Over the five years since its inception, Prime Day has grown from one day to two, and now amounts to Amazon’s biggest shopping event of the year. By the company’s count, it sold more during last year’s event than Black Friday and Cyber Monday combined.
The company doesn’t disclose sales figures, but Amazon touted that it moved 175 million products during Prime Day 2019. Analysts estimate that during that 48-hour period, the company pulled in at least $7.16 billion — a 71 percent jump over the $4.19 billion from 2018, when the event took place over 36 hours.

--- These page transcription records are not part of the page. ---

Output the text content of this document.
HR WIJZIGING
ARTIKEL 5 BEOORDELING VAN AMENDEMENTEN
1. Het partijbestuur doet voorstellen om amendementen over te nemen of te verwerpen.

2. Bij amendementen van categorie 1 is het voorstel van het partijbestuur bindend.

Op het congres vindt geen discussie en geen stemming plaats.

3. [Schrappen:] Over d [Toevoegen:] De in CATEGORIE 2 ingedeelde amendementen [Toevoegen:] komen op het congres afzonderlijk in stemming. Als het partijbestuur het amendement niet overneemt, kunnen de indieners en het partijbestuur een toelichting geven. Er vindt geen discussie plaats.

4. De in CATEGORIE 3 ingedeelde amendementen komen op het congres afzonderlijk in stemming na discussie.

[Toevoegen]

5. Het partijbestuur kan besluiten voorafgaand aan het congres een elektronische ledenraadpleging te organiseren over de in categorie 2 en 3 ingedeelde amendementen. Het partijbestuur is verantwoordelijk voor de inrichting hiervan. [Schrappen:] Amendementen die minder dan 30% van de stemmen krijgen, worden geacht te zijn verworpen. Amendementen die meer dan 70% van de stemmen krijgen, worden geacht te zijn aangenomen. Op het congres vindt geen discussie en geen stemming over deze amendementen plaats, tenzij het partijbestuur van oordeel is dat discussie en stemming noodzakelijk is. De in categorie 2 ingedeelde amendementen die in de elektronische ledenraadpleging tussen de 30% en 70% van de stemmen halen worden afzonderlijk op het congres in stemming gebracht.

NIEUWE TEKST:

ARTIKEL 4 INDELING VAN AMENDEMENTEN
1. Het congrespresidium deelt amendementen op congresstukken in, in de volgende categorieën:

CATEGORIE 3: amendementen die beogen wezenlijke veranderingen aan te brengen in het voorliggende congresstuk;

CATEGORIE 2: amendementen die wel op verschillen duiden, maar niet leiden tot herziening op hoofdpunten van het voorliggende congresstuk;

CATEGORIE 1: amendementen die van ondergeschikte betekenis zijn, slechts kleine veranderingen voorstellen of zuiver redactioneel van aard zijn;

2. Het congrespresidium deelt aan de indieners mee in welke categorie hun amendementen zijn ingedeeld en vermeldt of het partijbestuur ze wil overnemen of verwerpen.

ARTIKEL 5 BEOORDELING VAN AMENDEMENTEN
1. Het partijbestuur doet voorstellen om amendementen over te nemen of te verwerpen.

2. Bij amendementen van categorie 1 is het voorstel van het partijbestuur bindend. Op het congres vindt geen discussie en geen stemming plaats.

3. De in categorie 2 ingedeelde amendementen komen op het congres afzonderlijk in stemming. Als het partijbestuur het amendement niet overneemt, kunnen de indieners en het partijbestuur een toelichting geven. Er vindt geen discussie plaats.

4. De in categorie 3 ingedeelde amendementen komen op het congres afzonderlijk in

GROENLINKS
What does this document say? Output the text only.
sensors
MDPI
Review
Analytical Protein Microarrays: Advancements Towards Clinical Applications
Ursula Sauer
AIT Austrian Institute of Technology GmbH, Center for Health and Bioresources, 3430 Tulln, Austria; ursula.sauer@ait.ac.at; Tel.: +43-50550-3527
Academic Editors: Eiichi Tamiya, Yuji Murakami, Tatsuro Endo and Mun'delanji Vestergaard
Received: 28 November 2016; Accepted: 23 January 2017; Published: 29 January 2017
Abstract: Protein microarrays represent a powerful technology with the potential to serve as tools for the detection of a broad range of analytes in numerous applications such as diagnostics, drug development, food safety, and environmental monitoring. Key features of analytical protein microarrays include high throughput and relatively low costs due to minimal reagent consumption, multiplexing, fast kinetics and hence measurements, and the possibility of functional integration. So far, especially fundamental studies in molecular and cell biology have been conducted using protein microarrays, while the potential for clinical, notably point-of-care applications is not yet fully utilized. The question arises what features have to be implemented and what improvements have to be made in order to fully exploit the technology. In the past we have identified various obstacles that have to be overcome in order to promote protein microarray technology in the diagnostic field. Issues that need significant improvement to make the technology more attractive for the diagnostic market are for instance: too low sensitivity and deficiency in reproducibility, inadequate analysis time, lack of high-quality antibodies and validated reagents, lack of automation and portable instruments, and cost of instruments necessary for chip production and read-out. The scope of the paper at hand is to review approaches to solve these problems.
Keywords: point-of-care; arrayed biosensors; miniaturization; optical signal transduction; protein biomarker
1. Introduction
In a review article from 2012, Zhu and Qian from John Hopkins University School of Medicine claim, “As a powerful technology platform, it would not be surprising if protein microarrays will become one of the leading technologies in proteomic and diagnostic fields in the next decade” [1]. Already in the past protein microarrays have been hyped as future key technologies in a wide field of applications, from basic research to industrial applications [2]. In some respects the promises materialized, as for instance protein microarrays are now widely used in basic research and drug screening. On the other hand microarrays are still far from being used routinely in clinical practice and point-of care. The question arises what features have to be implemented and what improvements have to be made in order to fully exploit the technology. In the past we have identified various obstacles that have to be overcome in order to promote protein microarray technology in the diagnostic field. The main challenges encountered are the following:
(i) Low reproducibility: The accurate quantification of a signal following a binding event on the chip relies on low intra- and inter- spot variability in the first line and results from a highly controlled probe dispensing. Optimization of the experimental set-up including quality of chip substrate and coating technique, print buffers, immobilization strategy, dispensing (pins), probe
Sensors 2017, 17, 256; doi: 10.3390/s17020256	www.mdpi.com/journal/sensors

After Amazon postponed Prime Day on Tuesday, the stock shaved off 1.83 percent to land around $3,138, after the morning’s low of roughly $3,110.
The movement may not rattle Amazon chief executive officer Jeff Bezos much. The ceo and founder just added $13 billion to his net worth on Monday, according to figures from the Bloomberg Billionaires Index, in the largest one-day individual jump since the index was created in 2012. His coffers ballooned $74 billion to $189.3 billion as of Monday, with his personal net worth topping companies like Nike, McDonald’s, Costco, Wells Fargo, Exxon Mobile Corp. and Oracle.
Bezos’ growing affluence looks particularly noteworthy during a year that has destroyed various retailers. And apparently the effect has also extended to his ex-wife, Mackenzie Bezos, whose wealth grew $4.6 billion for a total of $63.1 billion, making her the 13th richest person in the world. Jeff Bezos, of course, tops the list.